Lesson Plans - English

TITLE: Character Development: Examine Expressions Through Portraiture

ENGLISH: Composition

GRADE LEVEL: Grades 9, 10

TEKS:

Chapter 110
1 A, B, C
English I, II
2 A,B, C
3 A, B, C
19 A, B

OBJECTIVE:

The student will use a work or art as a springboard to a personal narrative or descriptive writing.

The student will create a collage to identify tone through art.
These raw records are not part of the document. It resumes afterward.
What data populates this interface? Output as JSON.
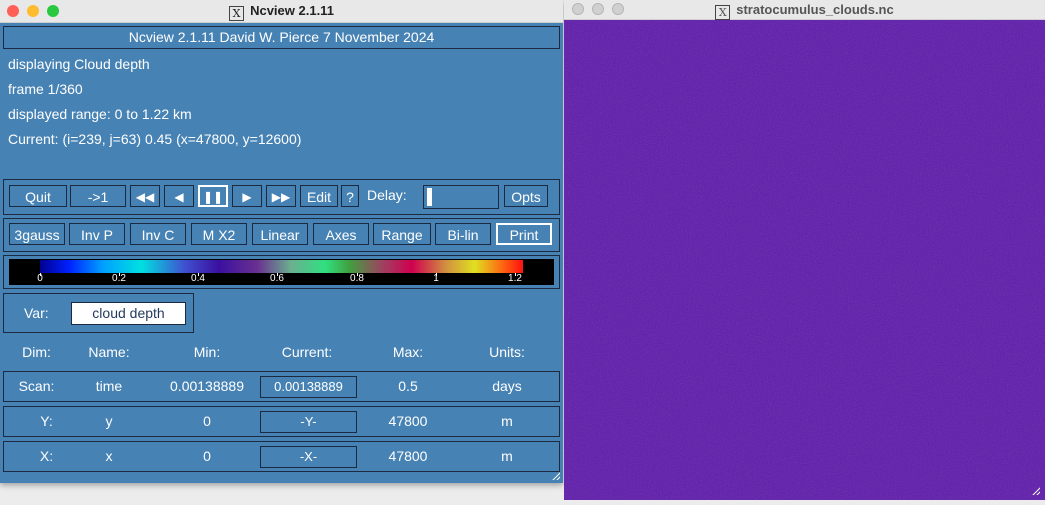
{
  "ncview_window": {
    "title": "Ncview 2.1.11",
    "banner": "Ncview 2.1.11 David W. Pierce 7 November 2024",
    "displaying": "displaying Cloud depth",
    "frame": "frame 1/360",
    "range": "displayed range: 0 to 1.22 km",
    "current": "Current: (i=239, j=63) 0.45 (x=47800, y=12600)",
    "controls": {
      "quit": "Quit",
      "to_one": "->1",
      "rewind": "◀◀",
      "back": "◀",
      "pause": "❚❚",
      "forward": "▶",
      "ffwd": "▶▶",
      "edit": "Edit",
      "help": "?",
      "delay_label": "Delay:",
      "opts": "Opts"
    },
    "options": [
      {
        "label": "3gauss"
      },
      {
        "label": "Inv P"
      },
      {
        "label": "Inv C"
      },
      {
        "label": "M X2"
      },
      {
        "label": "Linear"
      },
      {
        "label": "Axes"
      },
      {
        "label": "Range"
      },
      {
        "label": "Bi-lin"
      },
      {
        "label": "Print"
      }
    ],
    "colorbar": {
      "ticks": [
        "0",
        "0.2",
        "0.4",
        "0.6",
        "0.8",
        "1",
        "1.2"
      ]
    },
    "var_label": "Var:",
    "var_value": "cloud depth",
    "dim_headers": [
      "Dim:",
      "Name:",
      "Min:",
      "Current:",
      "Max:",
      "Units:"
    ],
    "dims": [
      {
        "dim": "Scan:",
        "name": "time",
        "min": "0.00138889",
        "current": "0.00138889",
        "max": "0.5",
        "units": "days"
      },
      {
        "dim": "Y:",
        "name": "y",
        "min": "0",
        "current": "-Y-",
        "max": "47800",
        "units": "m"
      },
      {
        "dim": "X:",
        "name": "x",
        "min": "0",
        "current": "-X-",
        "max": "47800",
        "units": "m"
      }
    ]
  },
  "image_window": {
    "title": "stratocumulus_clouds.nc"
  },
  "colors": {
    "panel_bg": "#4682b4",
    "image_fill": "#5e1aaa"
  }
}
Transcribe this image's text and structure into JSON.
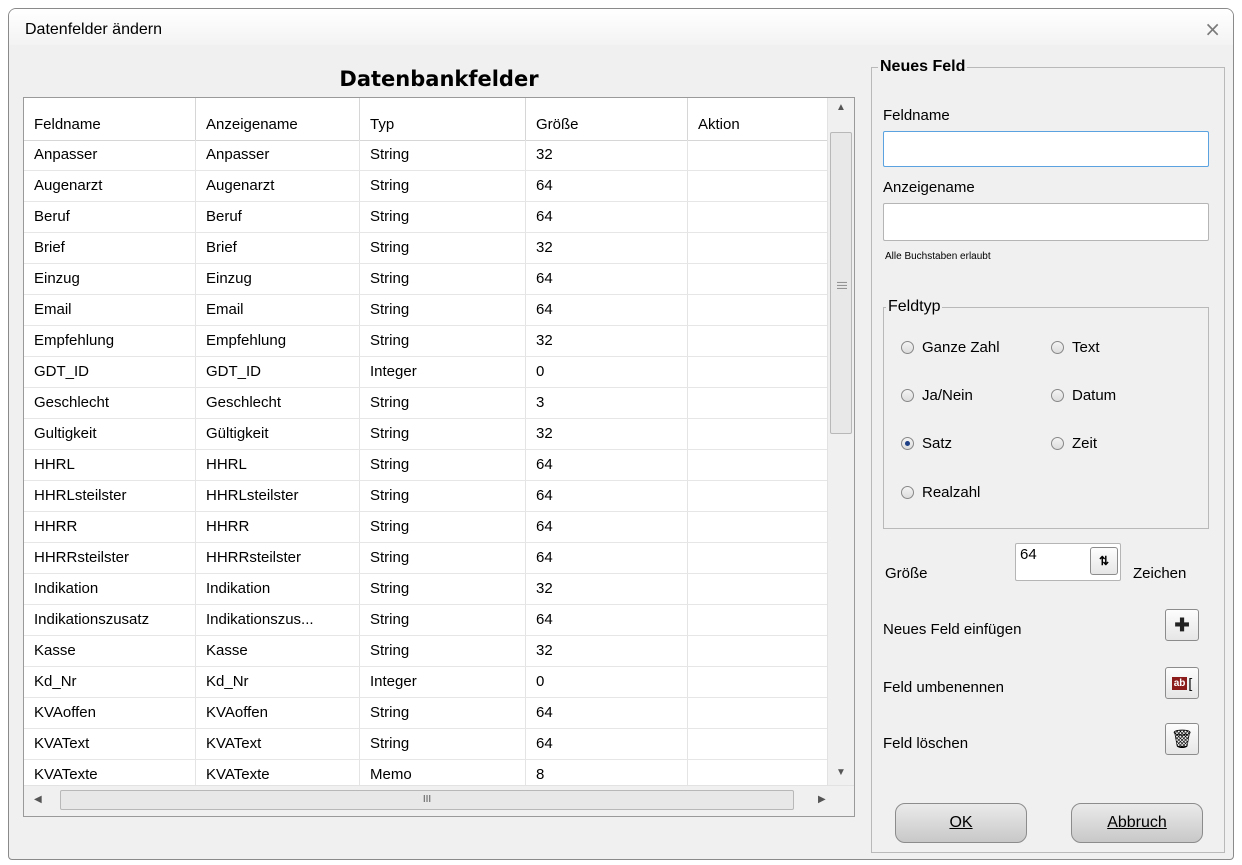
{
  "window": {
    "title": "Datenfelder ändern",
    "close": "×"
  },
  "section_title": "Datenbankfelder",
  "columns": [
    "Feldname",
    "Anzeigename",
    "Typ",
    "Größe",
    "Aktion"
  ],
  "rows": [
    [
      "Anpasser",
      "Anpasser",
      "String",
      "32",
      ""
    ],
    [
      "Augenarzt",
      "Augenarzt",
      "String",
      "64",
      ""
    ],
    [
      "Beruf",
      "Beruf",
      "String",
      "64",
      ""
    ],
    [
      "Brief",
      "Brief",
      "String",
      "32",
      ""
    ],
    [
      "Einzug",
      "Einzug",
      "String",
      "64",
      ""
    ],
    [
      "Email",
      "Email",
      "String",
      "64",
      ""
    ],
    [
      "Empfehlung",
      "Empfehlung",
      "String",
      "32",
      ""
    ],
    [
      "GDT_ID",
      "GDT_ID",
      "Integer",
      "0",
      ""
    ],
    [
      "Geschlecht",
      "Geschlecht",
      "String",
      "3",
      ""
    ],
    [
      "Gultigkeit",
      "Gültigkeit",
      "String",
      "32",
      ""
    ],
    [
      "HHRL",
      "HHRL",
      "String",
      "64",
      ""
    ],
    [
      "HHRLsteilster",
      "HHRLsteilster",
      "String",
      "64",
      ""
    ],
    [
      "HHRR",
      "HHRR",
      "String",
      "64",
      ""
    ],
    [
      "HHRRsteilster",
      "HHRRsteilster",
      "String",
      "64",
      ""
    ],
    [
      "Indikation",
      "Indikation",
      "String",
      "32",
      ""
    ],
    [
      "Indikationszusatz",
      "Indikationszus...",
      "String",
      "64",
      ""
    ],
    [
      "Kasse",
      "Kasse",
      "String",
      "32",
      ""
    ],
    [
      "Kd_Nr",
      "Kd_Nr",
      "Integer",
      "0",
      ""
    ],
    [
      "KVAoffen",
      "KVAoffen",
      "String",
      "64",
      ""
    ],
    [
      "KVAText",
      "KVAText",
      "String",
      "64",
      ""
    ],
    [
      "KVATexte",
      "KVATexte",
      "Memo",
      "8",
      ""
    ]
  ],
  "hscroll_grip": "III",
  "panel": {
    "legend": "Neues Feld",
    "feldname_label": "Feldname",
    "feldname_value": "",
    "anzeigename_label": "Anzeigename",
    "anzeigename_value": "",
    "hint": "Alle Buchstaben erlaubt",
    "feldtyp_legend": "Feldtyp",
    "types": [
      {
        "label": "Ganze Zahl",
        "checked": false
      },
      {
        "label": "Text",
        "checked": false
      },
      {
        "label": "Ja/Nein",
        "checked": false
      },
      {
        "label": "Datum",
        "checked": false
      },
      {
        "label": "Satz",
        "checked": true
      },
      {
        "label": "Zeit",
        "checked": false
      },
      {
        "label": "Realzahl",
        "checked": false
      }
    ],
    "groesse_label": "Größe",
    "groesse_value": "64",
    "zeichen_label": "Zeichen",
    "insert_label": "Neues Feld einfügen",
    "rename_label": "Feld umbenennen",
    "delete_label": "Feld löschen",
    "rename_icon_text": "ab",
    "ok_label": "OK",
    "cancel_label": "Abbruch"
  }
}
The student will use inference to discern what might have caused an individual to feel the emotion that is depicted in art or literature.

MATERIALS:

  • See images below

Twenty-four Portraits

DISCUSSION:

  1. What are some words that describe how someone feels?
  2. How do artists show feelings of people in paintings?
  3. What colors help to suggest certain moods or feelings?
  4. How can an artist use space and arrangement to help create a feeling?
  5. Define tone/mood/atmosphere in literature. How can the reader recognize or identify these terms in a piece of writing?
  6. If you look at Chinese or another culture's artwork, how are facial expressions depicted? What difference is there in a viewer's reaction if the faces have no distinguishing expressions?
  7. How do ads or magazine photos reflect emotion? How do the photographs differ from the paintings? What similar techniques do both the artists and modern photographers use to reveal emotions?

VOCABULARY TERMS:

tone, mood, atmosphere

PROCEDURE:

  • Give students a worksheet with twenty-four small circles, in four columns with six circles down in each column (number of circles matches the number of faces on the art print). Have students draw faces and facial expressions to create a variety of feelings and then write an adjective beneath each face to describe the feeling appropriate to the drawing.
  • Discuss how the changing facial expressions help to show the feeling of the individual or to make the reader identify with that specific feeling. Brainstorm lists of adjectives, then divide them into three main groups -- positive feelings, negative feelings, neutral or objective.
  • In pairs or groups, have students then find pictures in magazines, newspapers, or original drawings to create a collage of at least 9 different feelings. Label each expression as to the possible feeling expressed. Share these in class discussion. Use a thesaurus to add one or two related words to as many of the adjectives as possible.
  • Look at the Chinese painting. Discuss the different facial expressions revealed on the painting. You might compare this painting with other Chinese art works which show very stylized and emotionless faces. Compare such faces to those in the original art to see how this one shows such a variety of feelings.
  • For the main work of twenty-four faces, imagine what might have happened in the individuals' lives to have created such feelings. Write a short scenario for one of the faces on the painting. Try to choose words that reinforce how the individual feels. Use the scenario for the basis of a longer writing assignment. Students might write a brief story, or newspaper article so that the facial expression infers the feeling that the writing develops. Share these in class or display them on the bulletin board. • Connect the discussion to the literary terms tone, mood, or atmosphere. This could then be followed up by connecting to a short story or poem. For example, think of the facial expression for the narrator in Poe's "The Telltale Heart," or the young boy's expression in "The Scarlet Ibis." What facial expression might be on the painting tied to Browning's poem "My Last Duchess"?

EVALUATION:

Rubric for composition which addresses the areas of composition as well as appropriate feeling. Collage may be evaluated for neatness, accuracy.

RESOURCES:

Other Chinese or Eastern art, at least one which does not develop facial features sufficiently to reveal emotion.